Does middle-class still make sense?
Metropolitan anonymous sprawl hides all sorts of marginalised people. Odd to say, but as proven by political voting behaviour, it is also the middle and upper middle-class who are most aloof from political activism or from structured institutional representation.
Their lack of political involvement implies an unconscious unhappiness and a hopeless expectation for a simple and quite miraculous solution that a charismatic leader would incarnate. The concept of middle class is per se obsolete in the new metropolitan world: it’s no longer the income that characterises the social group and the standard of living.
With $40,000 per year you are definitely not rich, yet you have the possibility to choose among diverse lifestyles and allocate your money in different ways and give your life some meaning which is not mere survival. The same happens if you make £200,000 per year: you are almost rich, but your lifestyle is not necessarily related to your money since you can still invest in a huge urban mansion or in travelling and education or God knows what, maybe even in a self-sustained bio-farm.
In contemporary society, for a growing section of the population, money – more precisely money-making meant as a proxy of success in life – is a secondary aspect in adopting a lifestyle as several sociologists have surveyed (or imagined) in the last decades.
Moreover, there are several public goods – such as clean air, easy communications, road safety, environmental quality in general – that no one can buy personally, and several risks are evenly shared by the rich and the poor. Governments and political processes in Western countries are unable to satisfy this major social demand since the political system, the dominant ideology and the economic tools have been engineered to respond to different basic needs,
As the arguments exposed above demonstrate, a primary issue concerns the opportunity, if not the necessity, to have a truer coincidence between citizens and places, area and administration.

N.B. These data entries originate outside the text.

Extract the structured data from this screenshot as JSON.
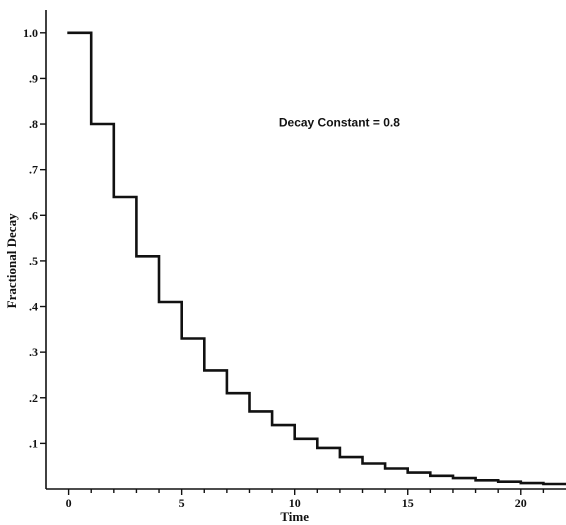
{
  "chart_data": {
    "type": "line",
    "style": "step",
    "title": "",
    "xlabel": "Time",
    "ylabel": "Fractional Decay",
    "annotation": "Decay Constant = 0.8",
    "xlim": [
      -1,
      22
    ],
    "ylim": [
      0,
      1.05
    ],
    "x_ticks": [
      0,
      5,
      10,
      15,
      20
    ],
    "x_minor_ticks": [
      1,
      2,
      3,
      4,
      6,
      7,
      8,
      9,
      11,
      12,
      13,
      14,
      16,
      17,
      18,
      19,
      21
    ],
    "x_tick_labels": [
      "0",
      "5",
      "10",
      "15",
      "20"
    ],
    "y_ticks": [
      0.1,
      0.2,
      0.3,
      0.4,
      0.5,
      0.6,
      0.7,
      0.8,
      0.9,
      1.0
    ],
    "y_tick_labels": [
      ".1",
      ".2",
      ".3",
      ".4",
      ".5",
      ".6",
      ".7",
      ".8",
      ".9",
      "1.0"
    ],
    "grid": false,
    "series": [
      {
        "x": [
          0,
          1,
          2,
          3,
          4,
          5,
          6,
          7,
          8,
          9,
          10,
          11,
          12,
          13,
          14,
          15,
          16,
          17,
          18,
          19,
          20,
          21,
          22
        ],
        "values": [
          1.0,
          0.8,
          0.64,
          0.51,
          0.41,
          0.33,
          0.26,
          0.21,
          0.17,
          0.14,
          0.11,
          0.09,
          0.07,
          0.056,
          0.045,
          0.036,
          0.029,
          0.024,
          0.019,
          0.016,
          0.013,
          0.011,
          0.011
        ]
      }
    ],
    "color": "#111111"
  }
}
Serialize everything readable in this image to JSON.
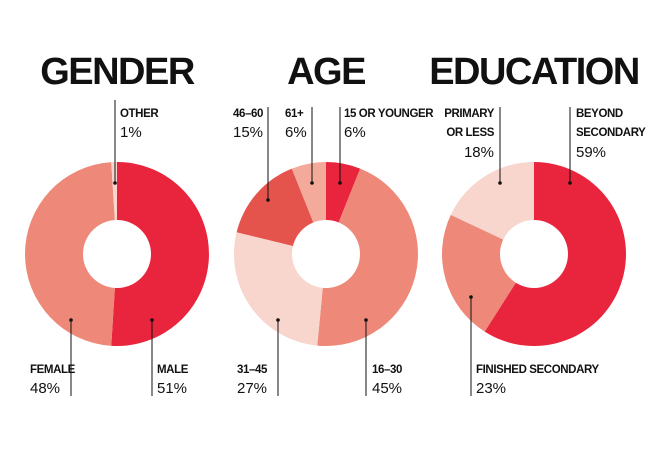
{
  "chart_data": [
    {
      "type": "pie",
      "title": "GENDER",
      "slices": [
        {
          "label": "MALE",
          "value": 51,
          "value_label": "51%",
          "color": "#e8253d"
        },
        {
          "label": "FEMALE",
          "value": 48,
          "value_label": "48%",
          "color": "#ee8879"
        },
        {
          "label": "OTHER",
          "value": 1,
          "value_label": "1%",
          "color": "#f8d5cd"
        }
      ]
    },
    {
      "type": "pie",
      "title": "AGE",
      "slices": [
        {
          "label": "15 OR YOUNGER",
          "value": 6,
          "value_label": "6%",
          "color": "#e8253d"
        },
        {
          "label": "16–30",
          "value": 45,
          "value_label": "45%",
          "color": "#ee8879"
        },
        {
          "label": "31–45",
          "value": 27,
          "value_label": "27%",
          "color": "#f8d5cd"
        },
        {
          "label": "46–60",
          "value": 15,
          "value_label": "15%",
          "color": "#e5534d"
        },
        {
          "label": "61+",
          "value": 6,
          "value_label": "6%",
          "color": "#f4aa9b"
        }
      ]
    },
    {
      "type": "pie",
      "title": "EDUCATION",
      "slices": [
        {
          "label": "BEYOND SECONDARY",
          "label_lines": [
            "BEYOND",
            "SECONDARY"
          ],
          "value": 59,
          "value_label": "59%",
          "color": "#e8253d"
        },
        {
          "label": "FINISHED SECONDARY",
          "value": 23,
          "value_label": "23%",
          "color": "#ee8879"
        },
        {
          "label": "PRIMARY OR LESS",
          "label_lines": [
            "PRIMARY",
            "OR LESS"
          ],
          "value": 18,
          "value_label": "18%",
          "color": "#f8d5cd"
        }
      ]
    }
  ]
}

Middle-class was typically non-territorial since it participated much more than other classes in urban individualist culture. However, in the recent past, middle-class constituted a variegated group of people with some direct responsibility in the social life, such as small businesses, professors, professionals, doctors, bank managers, and so on, who enjoyed a rank they considered significant and provided them with a sense of social direct responsibility.
On one hand, we have de-territorialised human relations – since technology allows interacting intensely with other people wherever you are physically located. On the other hand, which is the other side of the same coin, we have centralised the responsibility positions, so we have diminished the self-esteem – from a social point of view – of most of the middle-class participants who feel no more part of any real community.
To tame the populist rise, we should take the risk of returning some power and a role to civic local institutions and recreating a local ruling class – a middle-class – with enough power and respect to be capable of mediating between an overpowering centre and a “liquid” periphery.